Pour ceux qui prendraient le train de marchandises en marche : attention à vos lacets !

Non, sérieusement, dans la première partie de ce billet je parlais de mes difficultés pour décrire, qualifier, relater, faire état du – voilà que ça me reprend — premier atelier d’écriture que j’ai organisé récemment à Nice. C’est pour cela que j’ai pris un peu plus de temps pour arriver au cœur du sujet : les textes produits et leurs auteurs.
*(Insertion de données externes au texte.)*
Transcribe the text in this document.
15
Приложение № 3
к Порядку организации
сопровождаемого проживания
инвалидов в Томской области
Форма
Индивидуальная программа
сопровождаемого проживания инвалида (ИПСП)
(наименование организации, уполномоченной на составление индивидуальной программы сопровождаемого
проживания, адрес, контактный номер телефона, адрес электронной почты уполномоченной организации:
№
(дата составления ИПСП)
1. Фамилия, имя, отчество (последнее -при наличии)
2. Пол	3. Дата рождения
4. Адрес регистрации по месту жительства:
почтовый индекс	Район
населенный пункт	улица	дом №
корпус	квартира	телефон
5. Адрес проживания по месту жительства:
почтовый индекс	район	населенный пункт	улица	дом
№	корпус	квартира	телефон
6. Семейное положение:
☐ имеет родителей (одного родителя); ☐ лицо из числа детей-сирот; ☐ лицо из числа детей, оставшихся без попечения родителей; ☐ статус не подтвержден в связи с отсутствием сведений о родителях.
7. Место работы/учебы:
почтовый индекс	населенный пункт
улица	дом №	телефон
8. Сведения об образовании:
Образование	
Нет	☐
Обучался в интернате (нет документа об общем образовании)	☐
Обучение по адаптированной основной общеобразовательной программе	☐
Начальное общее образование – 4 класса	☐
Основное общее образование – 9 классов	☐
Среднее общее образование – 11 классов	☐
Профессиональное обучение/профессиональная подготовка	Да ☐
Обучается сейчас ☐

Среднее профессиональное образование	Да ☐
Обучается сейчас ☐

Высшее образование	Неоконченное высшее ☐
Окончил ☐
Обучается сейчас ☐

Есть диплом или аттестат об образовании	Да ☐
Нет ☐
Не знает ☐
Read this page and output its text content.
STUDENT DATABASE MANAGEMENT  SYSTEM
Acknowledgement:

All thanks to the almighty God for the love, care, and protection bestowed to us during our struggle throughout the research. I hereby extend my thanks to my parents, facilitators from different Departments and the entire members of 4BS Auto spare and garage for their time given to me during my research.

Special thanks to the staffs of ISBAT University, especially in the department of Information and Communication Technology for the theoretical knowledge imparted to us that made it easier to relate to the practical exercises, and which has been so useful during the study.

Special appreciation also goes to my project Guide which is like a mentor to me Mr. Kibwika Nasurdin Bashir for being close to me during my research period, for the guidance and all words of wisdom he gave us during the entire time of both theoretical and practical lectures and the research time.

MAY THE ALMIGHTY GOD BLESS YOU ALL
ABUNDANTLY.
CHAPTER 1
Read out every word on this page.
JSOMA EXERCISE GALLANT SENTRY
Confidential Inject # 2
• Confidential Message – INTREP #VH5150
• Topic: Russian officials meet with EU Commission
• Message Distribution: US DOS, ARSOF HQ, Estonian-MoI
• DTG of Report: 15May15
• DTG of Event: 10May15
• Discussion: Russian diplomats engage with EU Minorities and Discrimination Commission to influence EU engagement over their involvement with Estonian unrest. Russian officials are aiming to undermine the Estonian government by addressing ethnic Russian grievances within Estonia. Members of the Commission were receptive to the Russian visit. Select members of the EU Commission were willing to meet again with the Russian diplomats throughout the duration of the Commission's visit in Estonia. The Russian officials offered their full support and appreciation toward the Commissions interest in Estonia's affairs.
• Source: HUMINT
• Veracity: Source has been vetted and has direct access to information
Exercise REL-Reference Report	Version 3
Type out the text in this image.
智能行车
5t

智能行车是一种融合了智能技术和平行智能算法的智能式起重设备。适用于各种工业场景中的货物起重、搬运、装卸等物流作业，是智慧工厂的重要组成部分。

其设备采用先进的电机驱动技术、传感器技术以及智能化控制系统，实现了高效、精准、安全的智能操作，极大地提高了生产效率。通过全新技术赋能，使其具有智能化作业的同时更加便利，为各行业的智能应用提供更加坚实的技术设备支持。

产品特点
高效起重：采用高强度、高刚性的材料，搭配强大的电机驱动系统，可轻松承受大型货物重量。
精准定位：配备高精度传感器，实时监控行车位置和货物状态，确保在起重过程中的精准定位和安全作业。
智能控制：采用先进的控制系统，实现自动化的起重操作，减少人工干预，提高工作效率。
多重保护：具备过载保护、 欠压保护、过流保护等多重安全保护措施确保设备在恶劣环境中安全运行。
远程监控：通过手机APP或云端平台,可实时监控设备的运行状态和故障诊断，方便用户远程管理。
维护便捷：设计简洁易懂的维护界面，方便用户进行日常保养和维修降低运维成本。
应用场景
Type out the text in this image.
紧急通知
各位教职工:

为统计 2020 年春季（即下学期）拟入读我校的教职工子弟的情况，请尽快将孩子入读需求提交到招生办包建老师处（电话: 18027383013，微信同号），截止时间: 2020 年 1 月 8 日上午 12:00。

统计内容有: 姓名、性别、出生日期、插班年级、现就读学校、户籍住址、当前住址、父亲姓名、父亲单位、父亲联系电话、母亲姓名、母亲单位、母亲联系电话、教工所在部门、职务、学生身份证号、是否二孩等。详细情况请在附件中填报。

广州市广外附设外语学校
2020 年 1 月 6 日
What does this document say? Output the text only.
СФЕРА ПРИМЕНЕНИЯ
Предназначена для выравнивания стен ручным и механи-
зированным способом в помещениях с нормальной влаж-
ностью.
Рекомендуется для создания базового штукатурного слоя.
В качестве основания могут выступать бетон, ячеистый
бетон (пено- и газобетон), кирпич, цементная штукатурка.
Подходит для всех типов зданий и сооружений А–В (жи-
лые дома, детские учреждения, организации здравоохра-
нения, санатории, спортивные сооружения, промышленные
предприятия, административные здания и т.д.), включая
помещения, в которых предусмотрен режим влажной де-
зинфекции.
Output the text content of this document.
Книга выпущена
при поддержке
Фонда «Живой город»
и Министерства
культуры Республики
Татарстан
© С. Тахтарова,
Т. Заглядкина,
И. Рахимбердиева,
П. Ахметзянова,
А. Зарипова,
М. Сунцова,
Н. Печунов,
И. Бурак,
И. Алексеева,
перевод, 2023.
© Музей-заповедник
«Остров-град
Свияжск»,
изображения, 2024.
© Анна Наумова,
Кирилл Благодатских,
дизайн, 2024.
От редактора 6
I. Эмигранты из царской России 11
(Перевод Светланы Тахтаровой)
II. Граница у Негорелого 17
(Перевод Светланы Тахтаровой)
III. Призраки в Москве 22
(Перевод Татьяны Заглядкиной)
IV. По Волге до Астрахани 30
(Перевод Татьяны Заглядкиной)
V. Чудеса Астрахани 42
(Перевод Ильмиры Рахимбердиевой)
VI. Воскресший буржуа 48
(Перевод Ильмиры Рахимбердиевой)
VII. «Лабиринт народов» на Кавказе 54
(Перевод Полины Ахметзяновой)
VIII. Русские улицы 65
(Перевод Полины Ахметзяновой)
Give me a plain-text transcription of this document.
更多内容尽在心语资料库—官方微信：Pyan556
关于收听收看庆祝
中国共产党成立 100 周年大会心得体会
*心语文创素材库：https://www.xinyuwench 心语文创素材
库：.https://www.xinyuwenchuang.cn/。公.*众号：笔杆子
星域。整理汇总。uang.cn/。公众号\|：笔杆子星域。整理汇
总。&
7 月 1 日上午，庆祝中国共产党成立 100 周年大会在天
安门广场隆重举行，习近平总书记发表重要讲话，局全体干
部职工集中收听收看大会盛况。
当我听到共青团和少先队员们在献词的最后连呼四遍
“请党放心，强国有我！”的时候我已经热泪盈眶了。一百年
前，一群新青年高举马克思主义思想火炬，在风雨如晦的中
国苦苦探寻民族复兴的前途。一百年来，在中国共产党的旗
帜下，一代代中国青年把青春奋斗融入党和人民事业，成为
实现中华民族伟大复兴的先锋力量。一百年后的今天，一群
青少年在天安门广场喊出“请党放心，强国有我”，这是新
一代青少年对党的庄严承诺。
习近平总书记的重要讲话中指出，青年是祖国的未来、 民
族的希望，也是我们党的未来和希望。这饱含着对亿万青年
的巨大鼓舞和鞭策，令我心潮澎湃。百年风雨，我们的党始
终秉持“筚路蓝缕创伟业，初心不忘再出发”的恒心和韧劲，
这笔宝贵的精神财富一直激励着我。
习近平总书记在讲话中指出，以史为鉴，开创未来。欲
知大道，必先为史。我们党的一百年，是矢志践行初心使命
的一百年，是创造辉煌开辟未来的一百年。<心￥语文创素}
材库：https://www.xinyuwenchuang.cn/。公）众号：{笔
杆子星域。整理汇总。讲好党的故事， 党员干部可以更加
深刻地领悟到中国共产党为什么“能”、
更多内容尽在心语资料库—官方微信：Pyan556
Au lieu de donner un petit nom à cet  atelier sur mon bloc, j’ai noté très vite très fort au feutre rouge

Writing is Messy pour me graver cette formule dans le papier, au fond du crâne.

Et c’est armé de cette punchline que je me suis présenté au groupe d’auteurs.

Au fait, si vous vous posez la question, là, pour

Writing is Messy, en gros, je traduirais cette formule par Ecrire, c’est un vrai bordel

process-is-messy

L’un des brouillons bordéliques qui m’ont permis d’arriver jusqu’ici.

Avec vous.

Voilà. Je vous la transmets à mon tour car elle provoque un écho assourdissant avec ma pratique personnelle de l’écrit.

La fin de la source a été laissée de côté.